I’m having a great time doing the (Wo)Man Booker Shadow Panel with my fellow readers. The only frustration is that I don’t have enough time to post about my reading here and comment/respond to comments on other people’s posts. I’m too busy reading (and dealing with the rest of life) to blog about my reading properly. But since the last time I posted here, I’ve finished three more books, for a total of seven completed, six to go. I finished The Green Road on audio, and it definitely won’t be making my short list. I lump it in my mind with the Anne Tyler novel, except it’s not as good as that one. They are similar in their focus on family drama and in their straightforward realism. But I found the Tyler to be richer and more complex. I’m not sure that Tyler will make my short list — in fact she probably won’t. One of the things I’m discovering from this reading is that I value books that are something other than straightforwardly realistic family dramas. These books are valuable in their own way, but something in me doesn’t want to give them prizes. This is something I’ll be thinking about further.
I also finished Bill Clegg’s Did You Ever Have a Family, and I also lump it in my mind with the Tyler and Enright as being another realistic family drama. But this one is the best of the lot. In fact if “realistic family drama” is a category I decide should be represented on my short list (not sure about this), then Clegg would get the spot. His novel is the sparest and most evocative of them all. He tells his story through many different perspectives, and the voices work alongside and against each other to add up to a complex whole. He touches on race, class, and sexuality in a manner that is both light and deep at the same time.
But then there is Marlon James’s Brief History of Seven Killings, which is another creature entirely. This one is definitely getting on my short list. It’s a large novel in multiple senses — long and ambitious. It’s about Jamaica in the 1970s and beyond, about politics, drugs, violence, gangs, music, and yes, family drama. The language is what stands out to me the most; we get many different voices and each one is unique. I felt like I was living in the minds of these characters, and I loved it, even when the characters were terrible, terrible people.
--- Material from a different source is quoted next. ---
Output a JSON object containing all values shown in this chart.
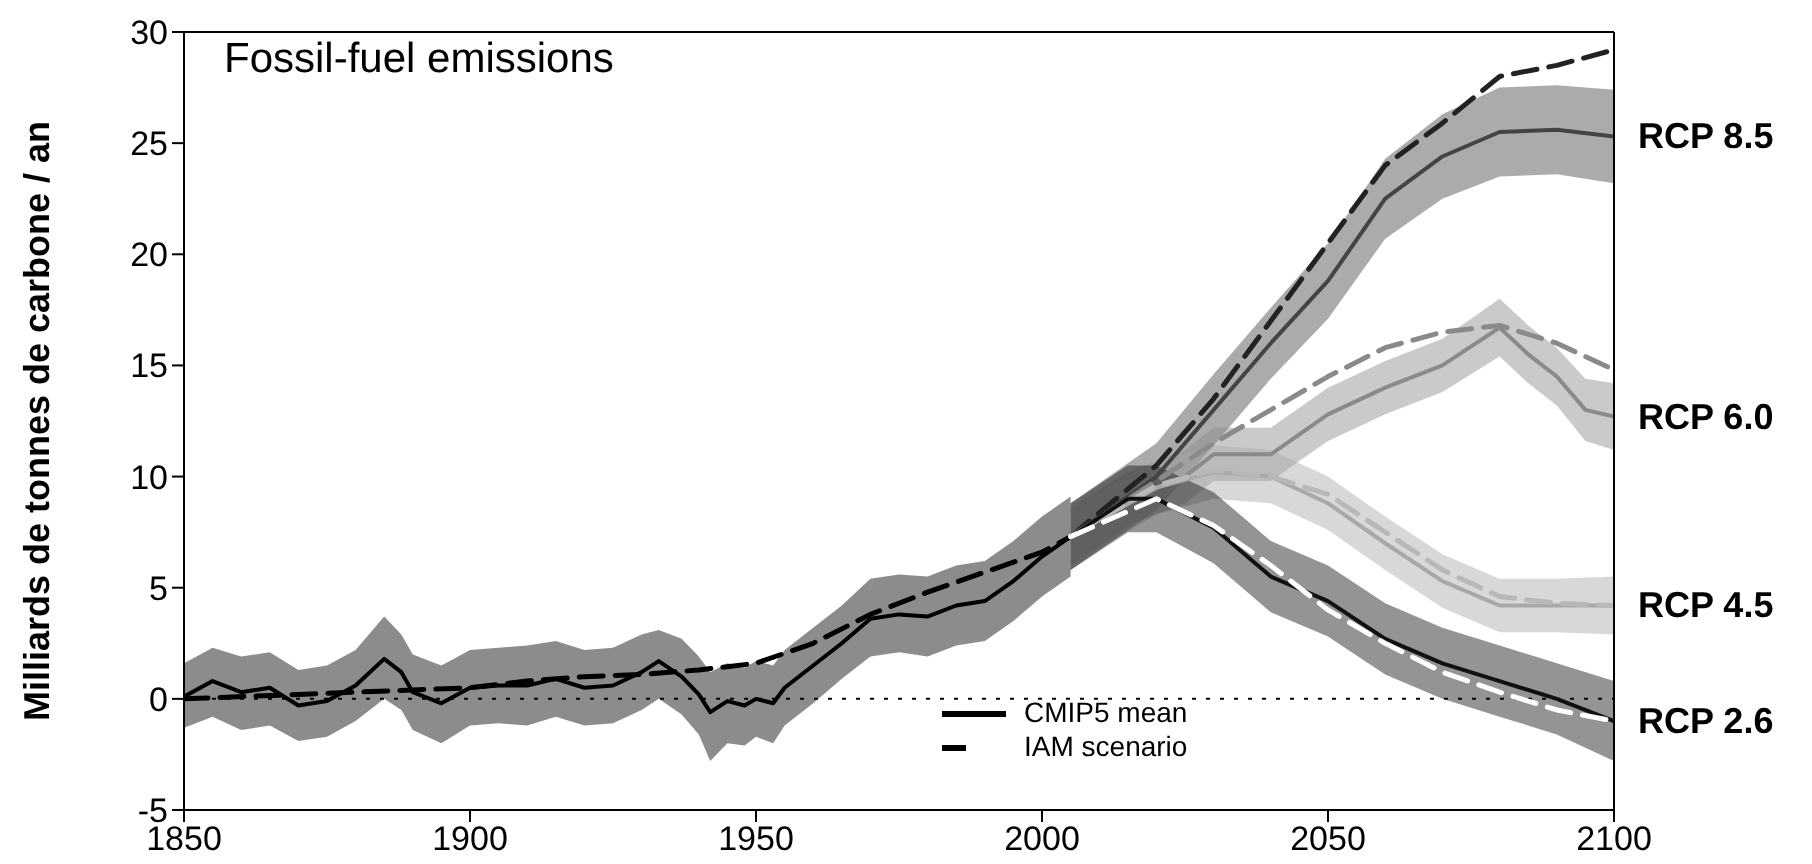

It was a hard novel to take a lot of the time — it’s full of horrible violence and cruelty and definitely not for the faint of heart. It’s confusing at times. But James has control of the plotting as well as the language, and it all comes together beautifully.
It’s so hard to compare these very different books! James’s originality and scope stand out to me, and how could Tyler’s novel stand up to it? But Tyler has great facility with language and insight into human nature in her own way, even if it doesn’t stand out in the way James’s work does. But this process is making clear to me how much more I value attempts at ambitious newness than more familiar novelistic styles, even if they are done particularly well.